À bord de La Belle Hirondelle, Odette du Puigaudeau (1894−1991) et Marion Sénones (1886−1977) vont naviguer vingt-trois jours au gré des vagues, au milieu des voiles, des filets et de la dizaine de marins bretons qui s’enivrent dans la cale. Ils s’en vont pêcher la langouste sur les côtes de la Mauritanie, alors colonie française depuis une décennie. Pour Odette, 39 ans, et Marion, 47 ans, le trajet n’est pas des plus confortables, mais il en vaut la chandelle : rares sont les femmes de l’époque à pouvoir voyager seules aux confins de la planète.
Un an à dos de chameau
Sous couvert d’une série de reportages au profit de journaux français, les deux journalistes ont choisi la Mauritanie – une terre mystérieuse, alors largement méconnue – surtout pour l’aventure que le pays promet. Pendant un an et à dos de chameau, elles vont apprivoiser le désert aride du Sahara, s’imposant dans un monde d’hommes. Après ce galop d’essai, elles y reviendront par deux fois, en 1936 et en 1949, missionnées par l’Éducation nationale, le ministère des Colonies ou encore le Muséum d’histoire naturelle. Autant de voyages qui permettront à Odette de collecter une masse d’informations colossale sur la culture maure, qu’elle racontera dans sept livres et une thèse, Arts et coutumes des Maures. Celle-ci sera publiée en 2002, onze ans après la mort d’Odette, par sa biographe Monique Vérité.
Monique Vérité, âgée aujourd’hui de 81 ans, a bien connu Odette du Puigaudeau. Elle est tombée par hasard sur ses écrits dans les années 1980 à l’occasion d’un travail universitaire sur les voyageuses du Sahara. « Comme beaucoup, je ne la connaissais pas du tout. À vrai dire, je pensais qu’elle était déjà décédée », raconte la biographe et ex-conservatrice à la Bibliothèque nationale de France. Après enquête, Monique Vérité découvre qu’Odette est bien vivante et coule une paisible retraite à Rabat, au Maroc, pays voisin de la Mauritanie. Leur première rencontre remonte à 1985, Odette avait presque 90 ans.

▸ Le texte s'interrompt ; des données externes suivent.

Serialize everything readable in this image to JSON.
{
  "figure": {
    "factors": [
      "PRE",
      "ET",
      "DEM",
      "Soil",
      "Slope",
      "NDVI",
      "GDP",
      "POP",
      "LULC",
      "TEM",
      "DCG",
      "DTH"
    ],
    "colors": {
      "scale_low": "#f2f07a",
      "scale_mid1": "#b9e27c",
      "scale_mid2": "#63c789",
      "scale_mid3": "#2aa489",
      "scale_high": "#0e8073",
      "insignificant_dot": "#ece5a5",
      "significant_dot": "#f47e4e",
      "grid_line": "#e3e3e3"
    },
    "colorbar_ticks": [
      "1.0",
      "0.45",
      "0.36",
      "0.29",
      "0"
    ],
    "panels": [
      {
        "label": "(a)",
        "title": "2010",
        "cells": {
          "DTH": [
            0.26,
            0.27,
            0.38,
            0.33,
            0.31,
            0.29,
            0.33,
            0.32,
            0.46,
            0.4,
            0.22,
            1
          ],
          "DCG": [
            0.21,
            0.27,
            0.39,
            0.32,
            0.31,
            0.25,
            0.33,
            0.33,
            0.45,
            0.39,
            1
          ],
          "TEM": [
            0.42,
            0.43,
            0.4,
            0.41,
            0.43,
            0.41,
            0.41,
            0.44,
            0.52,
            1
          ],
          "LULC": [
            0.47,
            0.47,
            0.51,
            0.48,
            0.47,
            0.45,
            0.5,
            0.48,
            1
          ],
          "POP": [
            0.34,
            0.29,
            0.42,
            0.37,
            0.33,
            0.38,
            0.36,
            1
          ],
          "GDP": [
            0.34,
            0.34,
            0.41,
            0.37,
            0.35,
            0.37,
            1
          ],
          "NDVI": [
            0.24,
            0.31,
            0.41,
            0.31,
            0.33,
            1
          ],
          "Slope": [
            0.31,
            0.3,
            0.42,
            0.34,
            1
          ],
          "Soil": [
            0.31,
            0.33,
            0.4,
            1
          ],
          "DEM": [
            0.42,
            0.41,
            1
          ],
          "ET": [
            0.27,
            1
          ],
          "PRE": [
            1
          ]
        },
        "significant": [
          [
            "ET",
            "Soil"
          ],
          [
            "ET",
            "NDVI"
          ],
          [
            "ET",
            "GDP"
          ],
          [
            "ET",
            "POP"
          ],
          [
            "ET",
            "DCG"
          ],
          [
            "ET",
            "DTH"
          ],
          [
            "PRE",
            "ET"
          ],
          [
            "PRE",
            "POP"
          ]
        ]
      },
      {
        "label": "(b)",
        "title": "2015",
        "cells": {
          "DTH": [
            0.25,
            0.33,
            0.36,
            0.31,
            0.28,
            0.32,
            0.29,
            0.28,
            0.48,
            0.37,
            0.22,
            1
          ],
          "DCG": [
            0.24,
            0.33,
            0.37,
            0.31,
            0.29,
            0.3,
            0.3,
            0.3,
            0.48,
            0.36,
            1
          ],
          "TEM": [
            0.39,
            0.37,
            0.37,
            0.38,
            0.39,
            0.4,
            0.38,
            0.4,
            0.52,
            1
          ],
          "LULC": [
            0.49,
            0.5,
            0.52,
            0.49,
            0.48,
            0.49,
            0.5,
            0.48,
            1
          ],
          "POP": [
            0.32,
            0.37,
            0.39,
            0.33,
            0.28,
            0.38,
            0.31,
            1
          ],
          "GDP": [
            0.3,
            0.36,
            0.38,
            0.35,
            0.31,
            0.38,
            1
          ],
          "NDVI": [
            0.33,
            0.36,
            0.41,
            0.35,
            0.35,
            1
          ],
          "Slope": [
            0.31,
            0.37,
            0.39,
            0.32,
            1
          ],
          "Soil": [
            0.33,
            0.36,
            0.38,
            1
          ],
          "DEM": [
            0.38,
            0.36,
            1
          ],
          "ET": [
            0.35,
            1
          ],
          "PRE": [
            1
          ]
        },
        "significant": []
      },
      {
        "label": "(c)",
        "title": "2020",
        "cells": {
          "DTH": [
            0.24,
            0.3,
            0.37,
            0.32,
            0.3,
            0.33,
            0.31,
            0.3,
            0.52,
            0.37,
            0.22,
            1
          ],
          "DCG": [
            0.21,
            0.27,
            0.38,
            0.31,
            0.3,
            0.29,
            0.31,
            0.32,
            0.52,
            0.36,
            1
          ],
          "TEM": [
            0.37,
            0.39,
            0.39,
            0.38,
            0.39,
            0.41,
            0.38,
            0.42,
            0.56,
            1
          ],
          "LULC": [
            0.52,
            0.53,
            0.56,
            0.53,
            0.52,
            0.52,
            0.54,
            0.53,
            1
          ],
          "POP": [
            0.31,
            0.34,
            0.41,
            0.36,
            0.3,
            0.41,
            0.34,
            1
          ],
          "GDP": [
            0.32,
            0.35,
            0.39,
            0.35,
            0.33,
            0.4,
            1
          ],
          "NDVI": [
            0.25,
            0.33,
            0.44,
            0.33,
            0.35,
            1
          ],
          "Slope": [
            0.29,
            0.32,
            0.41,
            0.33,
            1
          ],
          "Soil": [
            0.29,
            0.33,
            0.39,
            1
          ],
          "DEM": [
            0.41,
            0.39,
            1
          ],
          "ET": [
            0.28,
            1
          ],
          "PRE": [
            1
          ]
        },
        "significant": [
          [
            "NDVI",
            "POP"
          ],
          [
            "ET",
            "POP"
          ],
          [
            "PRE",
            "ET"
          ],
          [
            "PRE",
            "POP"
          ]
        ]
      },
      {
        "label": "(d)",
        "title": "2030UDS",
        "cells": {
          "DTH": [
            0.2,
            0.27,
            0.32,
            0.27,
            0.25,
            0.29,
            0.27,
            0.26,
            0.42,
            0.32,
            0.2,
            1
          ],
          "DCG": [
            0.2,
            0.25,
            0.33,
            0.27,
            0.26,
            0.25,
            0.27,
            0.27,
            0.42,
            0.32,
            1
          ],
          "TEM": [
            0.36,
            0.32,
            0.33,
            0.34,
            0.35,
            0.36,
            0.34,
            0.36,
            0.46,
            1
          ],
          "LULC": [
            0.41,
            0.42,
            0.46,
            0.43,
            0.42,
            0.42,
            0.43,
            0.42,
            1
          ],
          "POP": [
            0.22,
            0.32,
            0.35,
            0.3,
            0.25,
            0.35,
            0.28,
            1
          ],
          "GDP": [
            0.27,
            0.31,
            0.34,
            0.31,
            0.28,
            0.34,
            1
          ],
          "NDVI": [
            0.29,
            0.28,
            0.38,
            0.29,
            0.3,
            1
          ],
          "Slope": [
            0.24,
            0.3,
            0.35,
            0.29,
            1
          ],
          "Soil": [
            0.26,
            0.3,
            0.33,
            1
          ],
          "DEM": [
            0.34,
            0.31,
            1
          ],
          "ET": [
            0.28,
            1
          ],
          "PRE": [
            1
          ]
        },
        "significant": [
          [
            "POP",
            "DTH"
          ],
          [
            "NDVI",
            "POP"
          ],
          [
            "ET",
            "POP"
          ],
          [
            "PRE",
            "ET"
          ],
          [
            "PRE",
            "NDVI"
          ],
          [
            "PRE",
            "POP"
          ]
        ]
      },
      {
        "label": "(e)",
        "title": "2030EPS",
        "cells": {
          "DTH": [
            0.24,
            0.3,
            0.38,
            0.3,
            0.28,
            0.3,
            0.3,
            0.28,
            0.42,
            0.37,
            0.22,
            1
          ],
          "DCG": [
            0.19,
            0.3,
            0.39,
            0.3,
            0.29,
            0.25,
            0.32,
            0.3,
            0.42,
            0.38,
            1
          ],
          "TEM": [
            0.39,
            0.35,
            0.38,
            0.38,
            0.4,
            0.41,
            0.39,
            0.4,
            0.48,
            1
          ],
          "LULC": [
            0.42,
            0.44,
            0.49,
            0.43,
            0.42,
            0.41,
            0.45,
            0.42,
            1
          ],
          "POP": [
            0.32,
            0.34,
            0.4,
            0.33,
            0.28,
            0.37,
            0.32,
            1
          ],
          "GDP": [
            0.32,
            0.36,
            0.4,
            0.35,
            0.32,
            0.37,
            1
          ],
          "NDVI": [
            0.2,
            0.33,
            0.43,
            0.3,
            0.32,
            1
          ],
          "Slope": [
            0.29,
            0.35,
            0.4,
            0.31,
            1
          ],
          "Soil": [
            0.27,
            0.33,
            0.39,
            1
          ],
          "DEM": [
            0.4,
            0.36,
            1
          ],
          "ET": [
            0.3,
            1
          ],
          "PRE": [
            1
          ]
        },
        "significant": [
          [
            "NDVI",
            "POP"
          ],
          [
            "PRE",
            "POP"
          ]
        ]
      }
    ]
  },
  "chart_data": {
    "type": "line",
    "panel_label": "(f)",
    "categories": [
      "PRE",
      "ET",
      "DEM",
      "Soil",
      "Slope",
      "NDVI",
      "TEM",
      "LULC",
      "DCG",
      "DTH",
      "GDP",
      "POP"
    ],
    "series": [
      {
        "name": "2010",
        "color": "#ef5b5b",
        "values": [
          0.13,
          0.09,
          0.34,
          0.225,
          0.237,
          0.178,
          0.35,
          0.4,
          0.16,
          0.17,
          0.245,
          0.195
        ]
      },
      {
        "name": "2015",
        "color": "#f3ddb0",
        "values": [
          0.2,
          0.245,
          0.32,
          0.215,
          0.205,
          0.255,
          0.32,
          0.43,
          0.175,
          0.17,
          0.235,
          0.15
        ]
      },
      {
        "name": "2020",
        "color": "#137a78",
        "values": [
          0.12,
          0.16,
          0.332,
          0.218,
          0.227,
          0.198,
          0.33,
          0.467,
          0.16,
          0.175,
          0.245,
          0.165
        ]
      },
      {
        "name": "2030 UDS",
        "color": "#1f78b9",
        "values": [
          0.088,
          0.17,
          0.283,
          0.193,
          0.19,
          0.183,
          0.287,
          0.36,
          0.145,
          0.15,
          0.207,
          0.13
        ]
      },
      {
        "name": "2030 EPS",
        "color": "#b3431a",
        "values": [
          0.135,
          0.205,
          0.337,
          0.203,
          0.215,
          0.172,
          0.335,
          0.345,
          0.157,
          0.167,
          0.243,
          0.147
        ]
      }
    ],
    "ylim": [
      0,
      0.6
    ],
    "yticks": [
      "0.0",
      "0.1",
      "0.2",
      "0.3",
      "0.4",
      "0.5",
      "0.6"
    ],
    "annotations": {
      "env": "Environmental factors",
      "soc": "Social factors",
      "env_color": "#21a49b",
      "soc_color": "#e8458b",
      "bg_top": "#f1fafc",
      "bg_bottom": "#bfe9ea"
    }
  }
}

« Son père l’a appelé Robert jusqu’à ses 10 ans. En grandissant, elle n’était plus le fils chéri, mais la fille réduite à rien »
Monique Vérité, biographe d’Odette du Puigaudeau
Trente-huit ans ont passé, mais Monique Vérité se souvient encore de sa première impression : celle d’une femme âgée, seule et toute courbée. « Mais dès qu’on lui parlait du Sahara, alors là, il fallait la voir ! Elle se redressait et ses yeux pétillaient à nouveau », s’amuse-t-elle. Dans le salon marocain de la vieille dame, des objets mauritaniens se mêlaient aux peintures bretonnes paternelles. Y traînaient aussi plusieurs sacs de voyage, témoins de sa vie intrépide. « On aurait cru qu’elle allait repartir dans la foulée », sourit Monique Vérité.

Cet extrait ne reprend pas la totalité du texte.